Transfer Learning It’s no secret that artificial intelligence (AI) aims to teach machines to think and act as humans do. That may seem like an impossible task, but we’ve seen remarkable achievements in the field. The primitive human act of communication, for instance, has been taught to machines in an area called “conversational AI.


And would you believe that programs can detect a person’s emotions and respond accordingly? Experts are studying artificial emotional intelligence extensively in what we know as “affective computing.”

Given the variety of fields that AI touches, it’s no surprise that experts are also exploring how humans learn. Transfer learning is an example, and in this post, we’re going to know what transfer learning is and how it works.

What Strategies Are Transfer Learning Techniques Based?

Transfer Learning is based on a simple idea: re-exploiting the knowledge acquired by other configurations (sources) to solve a particular problem (objectives). In this context, we can distinguish different approaches is to be transferred and when and how the transfer is carried out. In general terms, we can distinguish

Three Types Of Transfer Learning:

Learning by inductive transfer or “inductive transfer learning.”

In this approach, the source and target fields are the same (same data), but the source and target tasks are different but similar. The idea is then to use the existing models to advantageously reduce the field of application of the possible models (model bias), as illustrated in the following figure:

For example, it is possible to use a model trained to detect animals in images to build a model capable of identifying dogs.

Unsupervised Transfer Learning, or “Unsupervised Transfer Learning”

As in the case of inductive transfer learning, the source and target fields are similar. Although the tasks are different. However, the data in both areas are not labelled.

It is generally easier to obtain large amounts of unlabeled data from databases and web sources than label data. Why using unsupervised learning combine with Transfer Learning has generate a lot of interest.

For example, Self-taught clustering is a method that allows small collections of unable target data to be clusters with the help of a large amount of unlabeled source data. This technique has proven to be more effective than the traditionally use cutting-edge methods, in which the target data is not labelled appropriately.

Learning by trans adductive transfer or “Trans adductive Transfer Learning”:

In this method. The source and target tasks are similar. But their corresponding fields are different in terms of data or marginal probability distributions.

For example, NLP models, such as the Part-Of-Speech Tagger (POS Tagger) use for morphosyntactic word tagging, are generally train and test on current data such as the Wall Street Journal. They can be adapted to data extract from social networks. Whose content is different but similar to that of newspapers.

What is Transfer Learning?

Transfer learning is an AI technique where the knowledge gain by machine learning (ML) models in solving one problem gets apply to another.

Humans find transfer learning easy. We automatically apply what we learned in previous experiences when facing a new task. Consider this: Do you recall being told that learning how to ride a bicycle piece of cake once you know how to ride a motorcycle would be a piece of cake?

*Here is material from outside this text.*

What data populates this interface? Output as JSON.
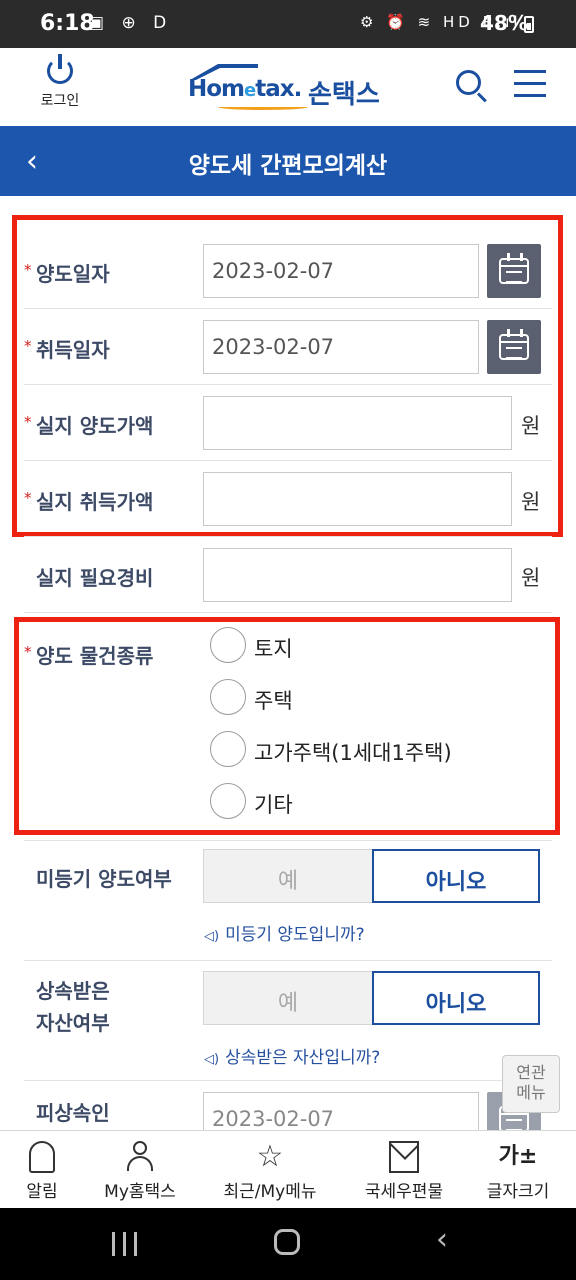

In task 1 (learning to ride a bike), you know how to balance, and once you understand that, you don’t have to start from scratch when you do task 2 (learning to ride a motorbike). That’s because of transfer learning. Which is innate in humans. On the other hand, machines need to be taught to learn the same way.

How does Transfer Learning Work?

If you train a machine to detect the presence of people in images, you can use that knowledge to make it recognize who the person in the picture is. Take note that both tasks make use of the same input—images.

They have different but relate outputs. Task 1 aims to detect the presence of people in images. Task 2, meanwhile. Requires identifying the people in the photos. Much like how the tagging feature in social media platforms works.

The machine’s knowledge from task 1 can help accomplish task 2. Making it easier and more cost-effective. Since it already knows how to detect people in images. You don’t have to start from scratch to teach it to do task 2.

What Are Some Applications of Transfer Learning?

You learn how transfer learning helps home insurance companies in the video above. The learning technique can also work in other sectors, such as:

Image Categorization

As the previous section illustrates. It helps detect and recognize objects in images. As a result, it makes image categorization a lot easier and faster. You no longer have to train a model to classify images since it’s already pre-train.

The process is beneficial in several sectors, most notably in the medical field. Medical imaging apps no longer have to be train from scratch and can immediately detect abnormalities such as kidney stones in scans.


The application of AI in gaming has been explore as early as the 1990s. Different machines have defeated human game masters. We’ve seen IBM’s Deep Blue for chess, Chinook for checkers, and AlphaGo for the classic board game “Go.” These inventions, however, would not be able to win other matches. For example, if you use DeepMind’s AlphaGo to play chess, it would fail because it uses the traditional learning method.

With the help of it  though, Deep mind develop another system that can use the strategies it learn from playing “Go” to play a different game.


Although machines can’t fully replicate the way humans learn, mimicking even a portion of it can still change the AI landscape. Developers can reuse ML models in relate tasks or problems instead of starting from scratch. Given enough data sets . It can cut down the costs and time of developing intelligent machines.